Basa pengganti padat yang umum adalah senyawa basa anorganik dan basa organik, seperti natrium karbonat, natrium bikarbonat dan natrium asetat, natrium format.
Banyak produsen memilih alkali pengganti padat setelah mencoba beberapa produk, dan menggunakan lebih banyak produk penyangga alkali pengganti dengan efek yang lebih baik di antara alkali pengganti padat.
Bahan baku utama alkali pengganti cairan umum adalah produk reaksi kimia antara NaOH dan serat organik ketika masyarakat memproduksi sutra viscose.
Struktur molekul basa organik pengganti alkali berbeda karena derajat reaksi yang berbeda, yang menyebabkan ketidakstabilan bahan baku, dan produk juga memiliki tingkat ketidakstabilan tertentu.
Mengganti alkali untuk menggantikan soda abu untuk memperbaiki warna sering kali memiliki keuntungan sebagai berikut:
Sistemnya stabil; kelarutan yang baik, mudah larut dalam air dingin, tidak mudah menyumbat saluran pipa, mempersingkat waktu pemasangan, mudah dicuci dan menghilangkan sisa alkali, serta mengurangi air pencucian.

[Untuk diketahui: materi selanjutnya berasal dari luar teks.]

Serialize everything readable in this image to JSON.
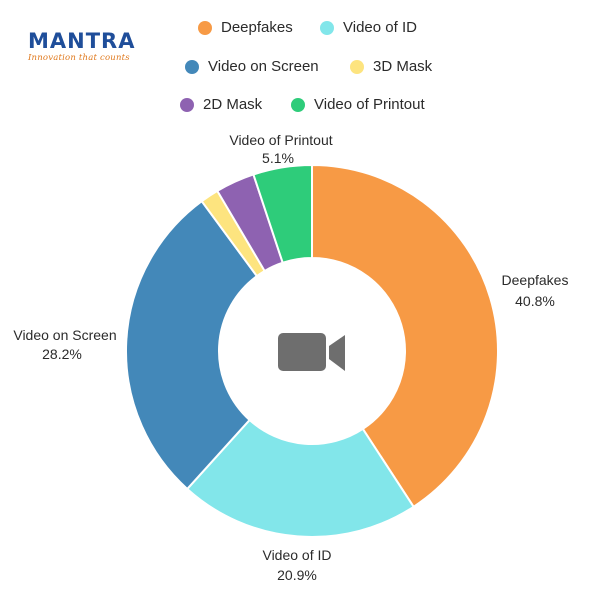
{
  "logo": {
    "name": "MANTRA",
    "tagline": "Innovation that counts"
  },
  "chart_data": {
    "type": "pie",
    "donut": true,
    "center_icon": "video-camera-icon",
    "legend_position": "top",
    "slices": [
      {
        "label": "Deepfakes",
        "value": 40.8,
        "display": "40.8%",
        "color": "#F79A45"
      },
      {
        "label": "Video of ID",
        "value": 20.9,
        "display": "20.9%",
        "color": "#82E6EA"
      },
      {
        "label": "Video on Screen",
        "value": 28.2,
        "display": "28.2%",
        "color": "#4388B9"
      },
      {
        "label": "3D Mask",
        "value": 1.6,
        "display": "",
        "color": "#FDE47F"
      },
      {
        "label": "2D Mask",
        "value": 3.4,
        "display": "",
        "color": "#8E62B1"
      },
      {
        "label": "Video of Printout",
        "value": 5.1,
        "display": "5.1%",
        "color": "#2ECC7A"
      }
    ]
  }
}
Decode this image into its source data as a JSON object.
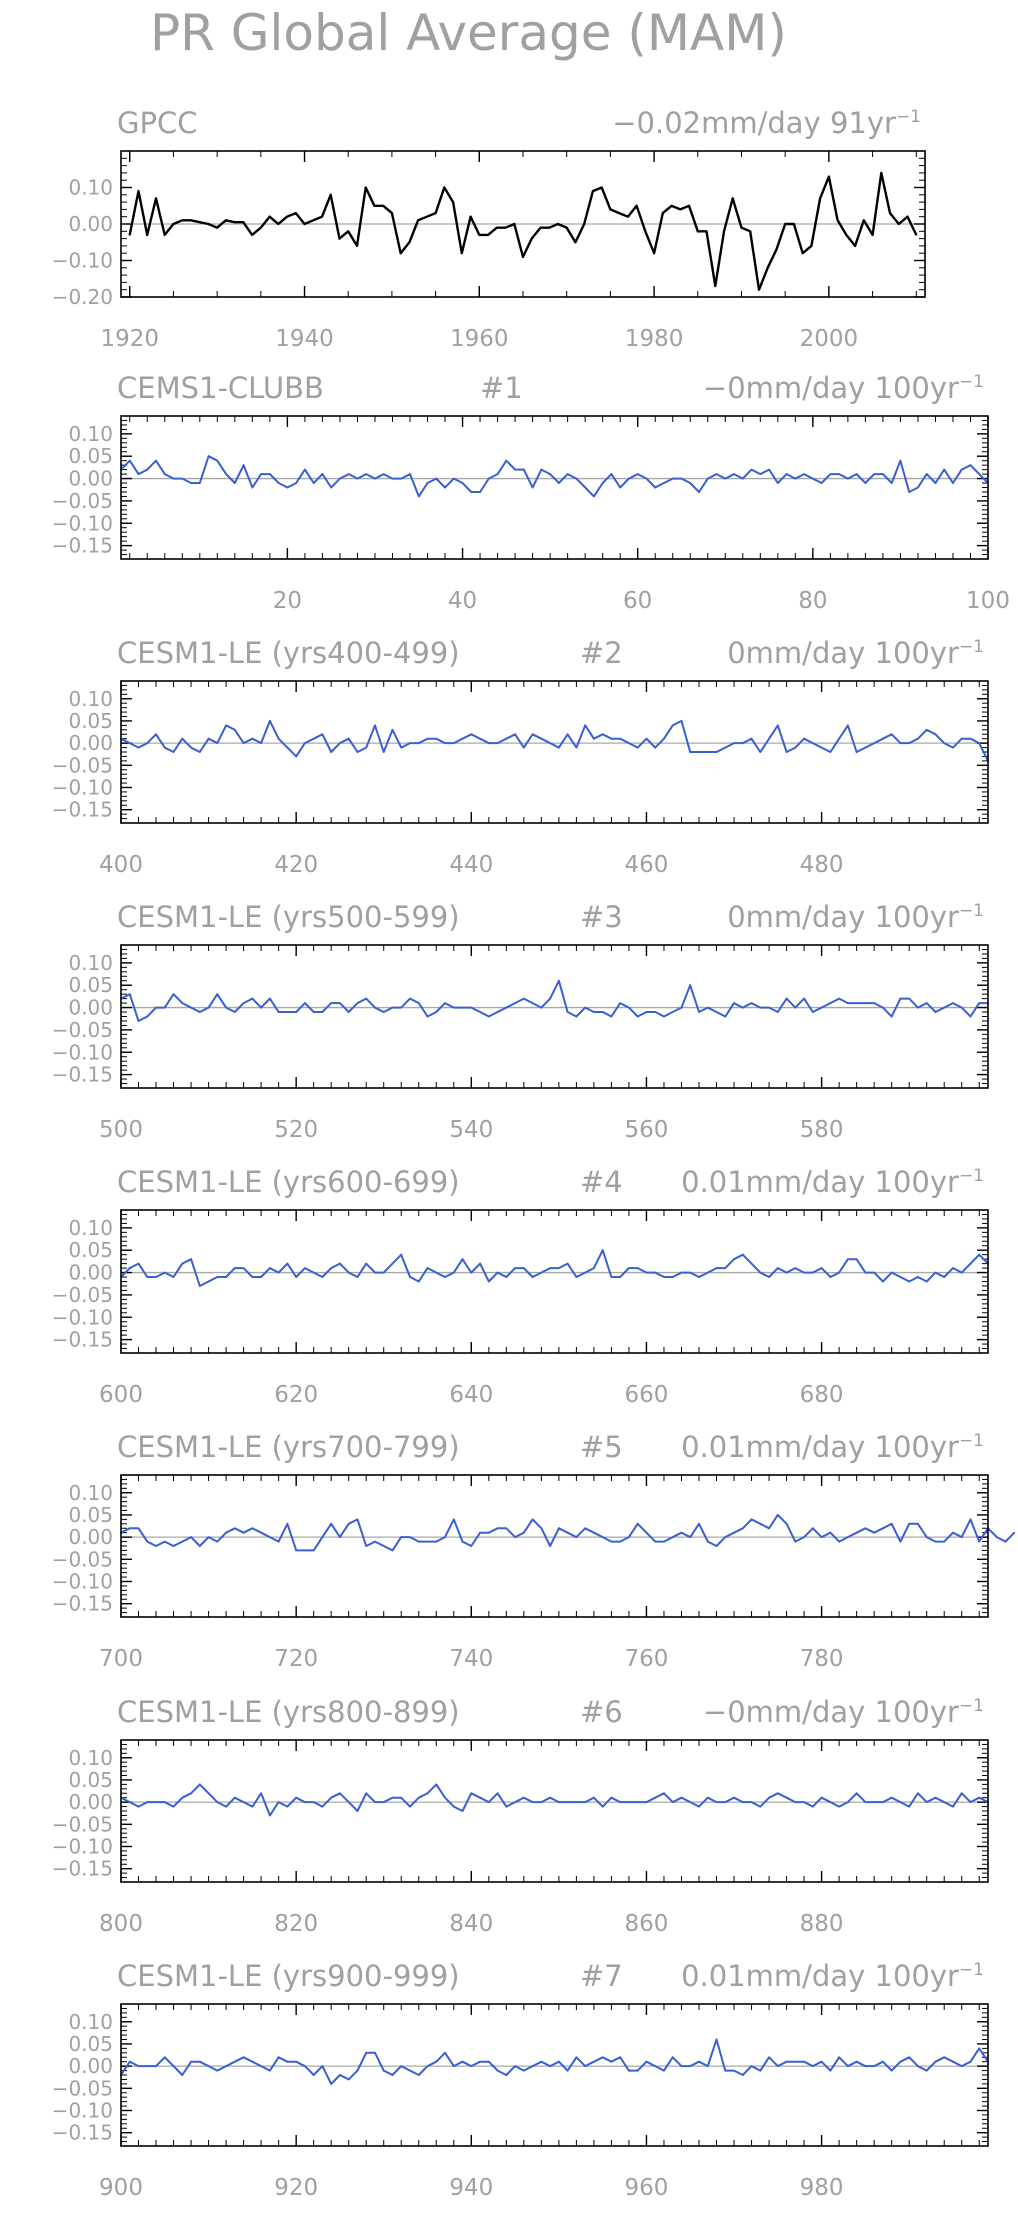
{
  "figure": {
    "title": "PR Global Average (MAM)"
  },
  "chart_data": [
    {
      "type": "line",
      "title": "GPCC",
      "trend": "−0.02mm/day 91yr",
      "trend_exp": "−1",
      "color": "#000000",
      "xlim": [
        1919,
        2011
      ],
      "ylim": [
        -0.2,
        0.2
      ],
      "yticks": [
        0.1,
        0.0,
        -0.1,
        -0.2
      ],
      "ytick_labels": [
        "0.10",
        "0.00",
        "−0.10",
        "−0.20"
      ],
      "xticks": [
        1920,
        1940,
        1960,
        1980,
        2000
      ],
      "xtick_labels": [
        "1920",
        "1940",
        "1960",
        "1980",
        "2000"
      ],
      "x_start": 1920,
      "values": [
        -0.03,
        0.09,
        -0.03,
        0.07,
        -0.03,
        0.0,
        0.01,
        0.01,
        0.005,
        0.0,
        -0.01,
        0.01,
        0.005,
        0.005,
        -0.03,
        -0.01,
        0.02,
        0.0,
        0.02,
        0.03,
        0.0,
        0.01,
        0.02,
        0.08,
        -0.04,
        -0.02,
        -0.06,
        0.1,
        0.05,
        0.05,
        0.03,
        -0.08,
        -0.05,
        0.01,
        0.02,
        0.03,
        0.1,
        0.06,
        -0.08,
        0.02,
        -0.03,
        -0.03,
        -0.01,
        -0.01,
        0.0,
        -0.09,
        -0.04,
        -0.01,
        -0.01,
        0.0,
        -0.01,
        -0.05,
        0.0,
        0.09,
        0.1,
        0.04,
        0.03,
        0.02,
        0.05,
        -0.02,
        -0.08,
        0.03,
        0.05,
        0.04,
        0.05,
        -0.02,
        -0.02,
        -0.17,
        -0.02,
        0.07,
        -0.01,
        -0.02,
        -0.18,
        -0.12,
        -0.07,
        0.0,
        0.0,
        -0.08,
        -0.06,
        0.07,
        0.13,
        0.01,
        -0.03,
        -0.06,
        0.01,
        -0.03,
        0.14,
        0.03,
        0.0,
        0.02,
        -0.03
      ]
    },
    {
      "type": "line",
      "title": "CEMS1-CLUBB",
      "run": "#1",
      "trend": "−0mm/day 100yr",
      "trend_exp": "−1",
      "color": "#3a5fd0",
      "xlim": [
        1,
        100
      ],
      "ylim": [
        -0.18,
        0.14
      ],
      "yticks": [
        0.1,
        0.05,
        0.0,
        -0.05,
        -0.1,
        -0.15
      ],
      "ytick_labels": [
        "0.10",
        "0.05",
        "0.00",
        "−0.05",
        "−0.10",
        "−0.15"
      ],
      "xticks": [
        20,
        40,
        60,
        80,
        100
      ],
      "xtick_labels": [
        "20",
        "40",
        "60",
        "80",
        "100"
      ],
      "x_start": 1,
      "values": [
        0.02,
        0.04,
        0.01,
        0.02,
        0.04,
        0.01,
        0.0,
        0.0,
        -0.01,
        -0.01,
        0.05,
        0.04,
        0.01,
        -0.01,
        0.03,
        -0.02,
        0.01,
        0.01,
        -0.01,
        -0.02,
        -0.01,
        0.02,
        -0.01,
        0.01,
        -0.02,
        0.0,
        0.01,
        0.0,
        0.01,
        0.0,
        0.01,
        0.0,
        0.0,
        0.01,
        -0.04,
        -0.01,
        0.0,
        -0.02,
        0.0,
        -0.01,
        -0.03,
        -0.03,
        0.0,
        0.01,
        0.04,
        0.02,
        0.02,
        -0.02,
        0.02,
        0.01,
        -0.01,
        0.01,
        0.0,
        -0.02,
        -0.04,
        -0.01,
        0.01,
        -0.02,
        0.0,
        0.01,
        0.0,
        -0.02,
        -0.01,
        0.0,
        0.0,
        -0.01,
        -0.03,
        0.0,
        0.01,
        0.0,
        0.01,
        0.0,
        0.02,
        0.01,
        0.02,
        -0.01,
        0.01,
        0.0,
        0.01,
        0.0,
        -0.01,
        0.01,
        0.01,
        0.0,
        0.01,
        -0.01,
        0.01,
        0.01,
        -0.01,
        0.04,
        -0.03,
        -0.02,
        0.01,
        -0.01,
        0.02,
        -0.01,
        0.02,
        0.03,
        0.01,
        -0.01
      ]
    },
    {
      "type": "line",
      "title": "CESM1-LE (yrs400-499)",
      "run": "#2",
      "trend": "0mm/day 100yr",
      "trend_exp": "−1",
      "color": "#3a5fd0",
      "xlim": [
        400,
        499
      ],
      "ylim": [
        -0.18,
        0.14
      ],
      "yticks": [
        0.1,
        0.05,
        0.0,
        -0.05,
        -0.1,
        -0.15
      ],
      "ytick_labels": [
        "0.10",
        "0.05",
        "0.00",
        "−0.05",
        "−0.10",
        "−0.15"
      ],
      "xticks": [
        400,
        420,
        440,
        460,
        480
      ],
      "xtick_labels": [
        "400",
        "420",
        "440",
        "460",
        "480"
      ],
      "x_start": 400,
      "values": [
        0.01,
        0.0,
        -0.01,
        0.0,
        0.02,
        -0.01,
        -0.02,
        0.01,
        -0.01,
        -0.02,
        0.01,
        0.0,
        0.04,
        0.03,
        0.0,
        0.01,
        0.0,
        0.05,
        0.01,
        -0.01,
        -0.03,
        0.0,
        0.01,
        0.02,
        -0.02,
        0.0,
        0.01,
        -0.02,
        -0.01,
        0.04,
        -0.02,
        0.03,
        -0.01,
        0.0,
        0.0,
        0.01,
        0.01,
        0.0,
        0.0,
        0.01,
        0.02,
        0.01,
        0.0,
        0.0,
        0.01,
        0.02,
        -0.01,
        0.02,
        0.01,
        0.0,
        -0.01,
        0.02,
        -0.01,
        0.04,
        0.01,
        0.02,
        0.01,
        0.01,
        0.0,
        -0.01,
        0.01,
        -0.01,
        0.01,
        0.04,
        0.05,
        -0.02,
        -0.02,
        -0.02,
        -0.02,
        -0.01,
        0.0,
        0.0,
        0.01,
        -0.02,
        0.01,
        0.04,
        -0.02,
        -0.01,
        0.01,
        0.0,
        -0.01,
        -0.02,
        0.01,
        0.04,
        -0.02,
        -0.01,
        0.0,
        0.01,
        0.02,
        0.0,
        0.0,
        0.01,
        0.03,
        0.02,
        0.0,
        -0.01,
        0.01,
        0.01,
        0.0,
        -0.04
      ]
    },
    {
      "type": "line",
      "title": "CESM1-LE (yrs500-599)",
      "run": "#3",
      "trend": "0mm/day 100yr",
      "trend_exp": "−1",
      "color": "#3a5fd0",
      "xlim": [
        500,
        599
      ],
      "ylim": [
        -0.18,
        0.14
      ],
      "yticks": [
        0.1,
        0.05,
        0.0,
        -0.05,
        -0.1,
        -0.15
      ],
      "ytick_labels": [
        "0.10",
        "0.05",
        "0.00",
        "−0.05",
        "−0.10",
        "−0.15"
      ],
      "xticks": [
        500,
        520,
        540,
        560,
        580
      ],
      "xtick_labels": [
        "500",
        "520",
        "540",
        "560",
        "580"
      ],
      "x_start": 500,
      "values": [
        0.02,
        0.03,
        -0.03,
        -0.02,
        0.0,
        0.0,
        0.03,
        0.01,
        0.0,
        -0.01,
        0.0,
        0.03,
        0.0,
        -0.01,
        0.01,
        0.02,
        0.0,
        0.02,
        -0.01,
        -0.01,
        -0.01,
        0.01,
        -0.01,
        -0.01,
        0.01,
        0.01,
        -0.01,
        0.01,
        0.02,
        0.0,
        -0.01,
        0.0,
        0.0,
        0.02,
        0.01,
        -0.02,
        -0.01,
        0.01,
        0.0,
        0.0,
        0.0,
        -0.01,
        -0.02,
        -0.01,
        0.0,
        0.01,
        0.02,
        0.01,
        0.0,
        0.02,
        0.06,
        -0.01,
        -0.02,
        0.0,
        -0.01,
        -0.01,
        -0.02,
        0.01,
        0.0,
        -0.02,
        -0.01,
        -0.01,
        -0.02,
        -0.01,
        0.0,
        0.05,
        -0.01,
        0.0,
        -0.01,
        -0.02,
        0.01,
        0.0,
        0.01,
        0.0,
        0.0,
        -0.01,
        0.02,
        0.0,
        0.02,
        -0.01,
        0.0,
        0.01,
        0.02,
        0.01,
        0.01,
        0.01,
        0.01,
        0.0,
        -0.02,
        0.02,
        0.02,
        0.0,
        0.01,
        -0.01,
        0.0,
        0.01,
        0.0,
        -0.02,
        0.01,
        0.01
      ]
    },
    {
      "type": "line",
      "title": "CESM1-LE (yrs600-699)",
      "run": "#4",
      "trend": "0.01mm/day 100yr",
      "trend_exp": "−1",
      "color": "#3a5fd0",
      "xlim": [
        600,
        699
      ],
      "ylim": [
        -0.18,
        0.14
      ],
      "yticks": [
        0.1,
        0.05,
        0.0,
        -0.05,
        -0.1,
        -0.15
      ],
      "ytick_labels": [
        "0.10",
        "0.05",
        "0.00",
        "−0.05",
        "−0.10",
        "−0.15"
      ],
      "xticks": [
        600,
        620,
        640,
        660,
        680
      ],
      "xtick_labels": [
        "600",
        "620",
        "640",
        "660",
        "680"
      ],
      "x_start": 600,
      "values": [
        -0.01,
        0.01,
        0.02,
        -0.01,
        -0.01,
        0.0,
        -0.01,
        0.02,
        0.03,
        -0.03,
        -0.02,
        -0.01,
        -0.01,
        0.01,
        0.01,
        -0.01,
        -0.01,
        0.01,
        0.0,
        0.02,
        -0.01,
        0.01,
        0.0,
        -0.01,
        0.01,
        0.02,
        0.0,
        -0.01,
        0.02,
        0.0,
        0.0,
        0.02,
        0.04,
        -0.01,
        -0.02,
        0.01,
        0.0,
        -0.01,
        0.0,
        0.03,
        0.0,
        0.02,
        -0.02,
        0.0,
        -0.01,
        0.01,
        0.01,
        -0.01,
        0.0,
        0.01,
        0.01,
        0.02,
        -0.01,
        0.0,
        0.01,
        0.05,
        -0.01,
        -0.01,
        0.01,
        0.01,
        0.0,
        0.0,
        -0.01,
        -0.01,
        0.0,
        0.0,
        -0.01,
        0.0,
        0.01,
        0.01,
        0.03,
        0.04,
        0.02,
        0.0,
        -0.01,
        0.01,
        0.0,
        0.01,
        0.0,
        0.0,
        0.01,
        -0.01,
        0.0,
        0.03,
        0.03,
        0.0,
        0.0,
        -0.02,
        0.0,
        -0.01,
        -0.02,
        -0.01,
        -0.02,
        0.0,
        -0.01,
        0.01,
        0.0,
        0.02,
        0.04,
        0.02
      ]
    },
    {
      "type": "line",
      "title": "CESM1-LE (yrs700-799)",
      "run": "#5",
      "trend": "0.01mm/day 100yr",
      "trend_exp": "−1",
      "color": "#3a5fd0",
      "xlim": [
        700,
        799
      ],
      "ylim": [
        -0.18,
        0.14
      ],
      "yticks": [
        0.1,
        0.05,
        0.0,
        -0.05,
        -0.1,
        -0.15
      ],
      "ytick_labels": [
        "0.10",
        "0.05",
        "0.00",
        "−0.05",
        "−0.10",
        "−0.15"
      ],
      "xticks": [
        700,
        720,
        740,
        760,
        780
      ],
      "xtick_labels": [
        "700",
        "720",
        "740",
        "760",
        "780"
      ],
      "x_start": 700,
      "values": [
        0.01,
        0.02,
        0.02,
        -0.01,
        -0.02,
        -0.01,
        -0.02,
        -0.01,
        0.0,
        -0.02,
        0.0,
        -0.01,
        0.01,
        0.02,
        0.01,
        0.02,
        0.01,
        0.0,
        -0.01,
        0.03,
        -0.03,
        -0.03,
        -0.03,
        0.0,
        0.03,
        0.0,
        0.03,
        0.04,
        -0.02,
        -0.01,
        -0.02,
        -0.03,
        0.0,
        0.0,
        -0.01,
        -0.01,
        -0.01,
        0.0,
        0.04,
        -0.01,
        -0.02,
        0.01,
        0.01,
        0.02,
        0.02,
        0.0,
        0.01,
        0.04,
        0.02,
        -0.02,
        0.02,
        0.01,
        0.0,
        0.02,
        0.01,
        0.0,
        -0.01,
        -0.01,
        0.0,
        0.03,
        0.01,
        -0.01,
        -0.01,
        0.0,
        0.01,
        0.0,
        0.03,
        -0.01,
        -0.02,
        0.0,
        0.01,
        0.02,
        0.04,
        0.03,
        0.02,
        0.05,
        0.03,
        -0.01,
        0.0,
        0.02,
        0.0,
        0.01,
        -0.01,
        0.0,
        0.01,
        0.02,
        0.01,
        0.02,
        0.03,
        -0.01,
        0.03,
        0.03,
        0.0,
        -0.01,
        -0.01,
        0.01,
        0.0,
        0.04,
        -0.01,
        0.02,
        0.0,
        -0.01,
        0.01
      ]
    },
    {
      "type": "line",
      "title": "CESM1-LE (yrs800-899)",
      "run": "#6",
      "trend": "−0mm/day 100yr",
      "trend_exp": "−1",
      "color": "#3a5fd0",
      "xlim": [
        800,
        899
      ],
      "ylim": [
        -0.18,
        0.14
      ],
      "yticks": [
        0.1,
        0.05,
        0.0,
        -0.05,
        -0.1,
        -0.15
      ],
      "ytick_labels": [
        "0.10",
        "0.05",
        "0.00",
        "−0.05",
        "−0.10",
        "−0.15"
      ],
      "xticks": [
        800,
        820,
        840,
        860,
        880
      ],
      "xtick_labels": [
        "800",
        "820",
        "840",
        "860",
        "880"
      ],
      "x_start": 800,
      "values": [
        0.01,
        0.0,
        -0.01,
        0.0,
        0.0,
        0.0,
        -0.01,
        0.01,
        0.02,
        0.04,
        0.02,
        0.0,
        -0.01,
        0.01,
        0.0,
        -0.01,
        0.02,
        -0.03,
        0.0,
        -0.01,
        0.01,
        0.0,
        0.0,
        -0.01,
        0.01,
        0.02,
        0.0,
        -0.02,
        0.02,
        0.0,
        0.0,
        0.01,
        0.01,
        -0.01,
        0.01,
        0.02,
        0.04,
        0.01,
        -0.01,
        -0.02,
        0.02,
        0.01,
        0.0,
        0.02,
        -0.01,
        0.0,
        0.01,
        0.0,
        0.0,
        0.01,
        0.0,
        0.0,
        0.0,
        0.0,
        0.01,
        -0.01,
        0.01,
        0.0,
        0.0,
        0.0,
        0.0,
        0.01,
        0.02,
        0.0,
        0.01,
        0.0,
        -0.01,
        0.01,
        0.0,
        0.0,
        0.01,
        0.0,
        0.0,
        -0.01,
        0.01,
        0.02,
        0.01,
        0.0,
        0.0,
        -0.01,
        0.01,
        0.0,
        -0.01,
        0.0,
        0.02,
        0.0,
        0.0,
        0.0,
        0.01,
        0.0,
        -0.01,
        0.02,
        0.0,
        0.01,
        0.0,
        -0.01,
        0.02,
        0.0,
        0.01,
        0.0
      ]
    },
    {
      "type": "line",
      "title": "CESM1-LE (yrs900-999)",
      "run": "#7",
      "trend": "0.01mm/day 100yr",
      "trend_exp": "−1",
      "color": "#3a5fd0",
      "xlim": [
        900,
        999
      ],
      "ylim": [
        -0.18,
        0.14
      ],
      "yticks": [
        0.1,
        0.05,
        0.0,
        -0.05,
        -0.1,
        -0.15
      ],
      "ytick_labels": [
        "0.10",
        "0.05",
        "0.00",
        "−0.05",
        "−0.10",
        "−0.15"
      ],
      "xticks": [
        900,
        920,
        940,
        960,
        980
      ],
      "xtick_labels": [
        "900",
        "920",
        "940",
        "960",
        "980"
      ],
      "x_start": 900,
      "values": [
        -0.02,
        0.01,
        0.0,
        0.0,
        0.0,
        0.02,
        0.0,
        -0.02,
        0.01,
        0.01,
        0.0,
        -0.01,
        0.0,
        0.01,
        0.02,
        0.01,
        0.0,
        -0.01,
        0.02,
        0.01,
        0.01,
        0.0,
        -0.02,
        0.0,
        -0.04,
        -0.02,
        -0.03,
        -0.01,
        0.03,
        0.03,
        -0.01,
        -0.02,
        0.0,
        -0.01,
        -0.02,
        0.0,
        0.01,
        0.03,
        0.0,
        0.01,
        0.0,
        0.01,
        0.01,
        -0.01,
        -0.02,
        0.0,
        -0.01,
        0.0,
        0.01,
        0.0,
        0.01,
        -0.01,
        0.02,
        0.0,
        0.01,
        0.02,
        0.01,
        0.02,
        -0.01,
        -0.01,
        0.01,
        0.0,
        -0.01,
        0.02,
        0.0,
        0.0,
        0.01,
        0.0,
        0.06,
        -0.01,
        -0.01,
        -0.02,
        0.0,
        -0.01,
        0.02,
        0.0,
        0.01,
        0.01,
        0.01,
        0.0,
        0.01,
        -0.01,
        0.02,
        0.0,
        0.01,
        0.0,
        0.0,
        0.01,
        -0.01,
        0.01,
        0.02,
        0.0,
        -0.01,
        0.01,
        0.02,
        0.01,
        0.0,
        0.01,
        0.04,
        0.01
      ]
    }
  ]
}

Ini dapat secara efektif mengontrol pencelupan sinkron dari pewarna reaktif pemblokir warna, dan ketahanan luntur pencelupan produk yang diwarnai sama dengan atau bahkan melebihi produk pencelupan soda abu.
Dalam beberapa tahun terakhir, peneliti dalam dan luar negeri telah melakukan banyak penelitian tentang alkali alternatif, dan telah mencapai hasil yang luar biasa.
Hingga saat ini, para peneliti Tiongkok dan peneliti dalam negeri masih dalam tahap penyesuaian dan pengembangan berkelanjutan dari alkali campuran cair, untuk mendapatkan alkali pengganti cair dengan efek penerapan yang lebih baik dan ramah lingkungan.
Mari kita menantikan peningkatan penggunaan basa alternatif dalam pewarna reaktif di masa depan.